The second episode was the reverse - a patriarchal alien species had claimed an infant human as a spoil of war and he had been raised by one of their captains as his own son. Initially the crew of the Enterprise plans to send him back to the remnents of his biological family, until it becomes obvious that the boy would rather die than give up his identity. He is returned to his adoptive family, seemingly without any provisions made for him to reconnect with his first family later on.

Of course, in both of these fictional and fantastical cases -as in most adoption themed Star Trek episodes - the biological parents are dead. So they are not really an issue. I started to think about it more, and I realized that killing off the first parents is actually a very common way for scripted television to work with adoption, even more updated and less geek-centric shows. House, for example, one of my favorite medical dramas, flirted with an open adoption for Cuddy, a primary female character, but ended that storyline with the expectant mother delivering and deciding to keep her baby. When Cuddy does adopt, a few episodes later, it is a child whose mother dies, without other family to claim her.

Medical dramas are the worst offenders in adoption-land, in my opinion. (and I watch more of them than I probably should.) Private Practice is a show that loves to put its fictional children characters into dangerous situations, and has had several adoption storylines as patients file through Oceanside Wellness. But, of course, we don't see how these stories end, just how they begin - whether they place and so forth. They have had some decent portrayals of first moms and some downright despicable ones - the most recent being a mother who tried to sell her baby in the hospital shortly after giving birth. And when one of the main character's teenage daughter gets pregnant adoption isn't even considered. Which is fine, but very different than how the doctors seem to treat all the other pregnant teenage patients they encounter.

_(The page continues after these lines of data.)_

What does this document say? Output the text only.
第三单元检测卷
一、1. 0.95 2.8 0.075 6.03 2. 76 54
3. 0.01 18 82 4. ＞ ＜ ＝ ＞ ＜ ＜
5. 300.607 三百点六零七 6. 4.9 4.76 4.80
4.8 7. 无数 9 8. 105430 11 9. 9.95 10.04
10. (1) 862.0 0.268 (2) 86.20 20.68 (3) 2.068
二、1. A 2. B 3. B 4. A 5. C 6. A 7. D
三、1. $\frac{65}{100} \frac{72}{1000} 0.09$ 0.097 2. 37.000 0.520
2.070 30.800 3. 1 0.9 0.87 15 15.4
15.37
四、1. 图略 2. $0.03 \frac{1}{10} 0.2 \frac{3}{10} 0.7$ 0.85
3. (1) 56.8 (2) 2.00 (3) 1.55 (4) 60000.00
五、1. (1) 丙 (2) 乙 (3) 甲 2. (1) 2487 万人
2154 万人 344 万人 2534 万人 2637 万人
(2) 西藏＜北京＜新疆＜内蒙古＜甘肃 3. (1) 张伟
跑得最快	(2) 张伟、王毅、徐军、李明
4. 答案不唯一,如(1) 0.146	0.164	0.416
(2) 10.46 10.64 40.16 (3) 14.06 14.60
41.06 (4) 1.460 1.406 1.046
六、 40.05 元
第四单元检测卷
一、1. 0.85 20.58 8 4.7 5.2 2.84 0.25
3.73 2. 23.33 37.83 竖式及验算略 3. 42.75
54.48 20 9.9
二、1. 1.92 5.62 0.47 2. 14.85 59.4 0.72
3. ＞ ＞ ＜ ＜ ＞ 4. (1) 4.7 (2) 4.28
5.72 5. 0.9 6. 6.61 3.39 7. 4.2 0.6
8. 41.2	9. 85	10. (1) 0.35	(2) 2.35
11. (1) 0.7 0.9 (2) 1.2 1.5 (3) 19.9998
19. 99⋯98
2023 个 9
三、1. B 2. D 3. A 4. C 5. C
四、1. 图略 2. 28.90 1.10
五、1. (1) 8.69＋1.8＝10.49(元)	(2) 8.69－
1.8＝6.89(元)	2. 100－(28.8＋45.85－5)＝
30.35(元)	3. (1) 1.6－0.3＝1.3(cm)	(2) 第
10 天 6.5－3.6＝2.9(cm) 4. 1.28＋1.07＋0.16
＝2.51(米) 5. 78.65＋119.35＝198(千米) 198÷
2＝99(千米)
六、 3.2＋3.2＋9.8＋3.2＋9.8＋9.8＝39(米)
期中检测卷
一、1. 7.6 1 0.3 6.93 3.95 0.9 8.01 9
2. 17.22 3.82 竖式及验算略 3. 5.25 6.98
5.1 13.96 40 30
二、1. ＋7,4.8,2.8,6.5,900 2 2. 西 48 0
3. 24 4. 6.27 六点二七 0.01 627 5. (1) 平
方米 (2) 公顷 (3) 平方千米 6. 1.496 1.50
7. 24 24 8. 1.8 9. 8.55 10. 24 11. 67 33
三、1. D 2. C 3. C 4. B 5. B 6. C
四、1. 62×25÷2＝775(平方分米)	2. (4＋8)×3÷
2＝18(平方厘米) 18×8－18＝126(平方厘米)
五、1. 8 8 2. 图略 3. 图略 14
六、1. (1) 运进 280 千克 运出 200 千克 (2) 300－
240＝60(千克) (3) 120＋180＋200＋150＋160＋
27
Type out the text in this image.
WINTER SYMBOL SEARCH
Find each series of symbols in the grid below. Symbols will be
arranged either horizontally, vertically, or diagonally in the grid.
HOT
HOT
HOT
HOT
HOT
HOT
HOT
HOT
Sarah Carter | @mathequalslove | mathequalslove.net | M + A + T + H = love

Shortly after J was born I became intensely dissatisfied with the way babies were treated on television. Why, I realized, that isn't what babies are like at all! I thought about it some more and came up with a theory as to why babies were portrayed so falsely - as such caricatures of what these small humans are really like. It's because babies can't act - there is no one to give a nuanced and wonderful performance of babyhood because the only people who could possibly be cast as babies are busy being babies and they have to be tricked into doing predictable things in front of a camera.

I wonder something similar about open adoption. No one who isn't in it can possibly understand what is is about. It's only when it goes wrong that it becomes sensational. Perhaps this is why its media presence is, at the moment, strongest in news stories and reality television shows. It is much easier to write scripts that deal with the timeless issues around identity and belonging without this new and hard to conceptualize wrinkle of an ongoing relationship between first and adoptive families to work with.

I'd love to see more complex portrayals of open adoption on television. I'd love to see it happen in scripted shows, where questions can be asked and explored without exposing any real person's life to voyeurs.

Anyone out there seen some good scripted treatments of open adoption?